Effective mass is the mass of election while it's velocity is relative to speed of light
larger effective mass represents a smaller velocity and vice versa
this explains higher effective mass for electrons facing larger scatering numbers of course a smaller effective mass for a less scattering points, scatering points could be defects, impurities, boundaries, ----
The relaxation time is controlled by the inelastic collisions, which means that the large linear momentum associated the heavy effective mass for a given kinetics energy (E=h2k2/2me) requires much greater numbers of collisions to transfer its kinetic energy to the targeted point and even line defects in the bulk matrix. That means heavy electron has to travel much longer distance due to multiple collision, which is also determined by the concentration of the defect centers inversely. In the case of electron -phonon interactions problem might be more complicated, but follows up the similar trend. Where h is h-bar.

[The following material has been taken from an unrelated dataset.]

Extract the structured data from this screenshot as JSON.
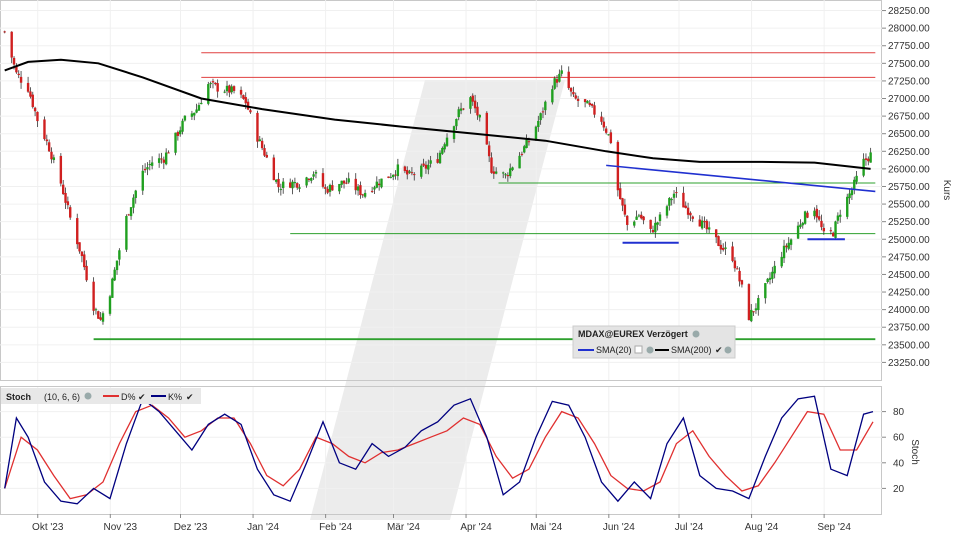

In deformation-potential acoustic phonon -electron scattering the relaxation time is proportional to (density-of-states effective mass)^-1.5. if the carrie.r distribution is fixed
I have found effective mass using that equation only. I would like to know some physical details... the significance of m* during carrier transport through semi conductor.
Calculated relaxation time using conductivity, and plasmon energy.
According to Einstein and Nerst the definition of mobility of a particle moving in a viscous media without acceleration any is velocity/force. By simple dimensional analysis it shows that ''as Vesselin claimed'', mobility mhu= F/V, which has the dimension of [time/mass], which means his equation is correct with a missing steric factor.
SEE: Kittel Page 230-231; Mhu= e THo/Mass (in Electrostatic FİELD)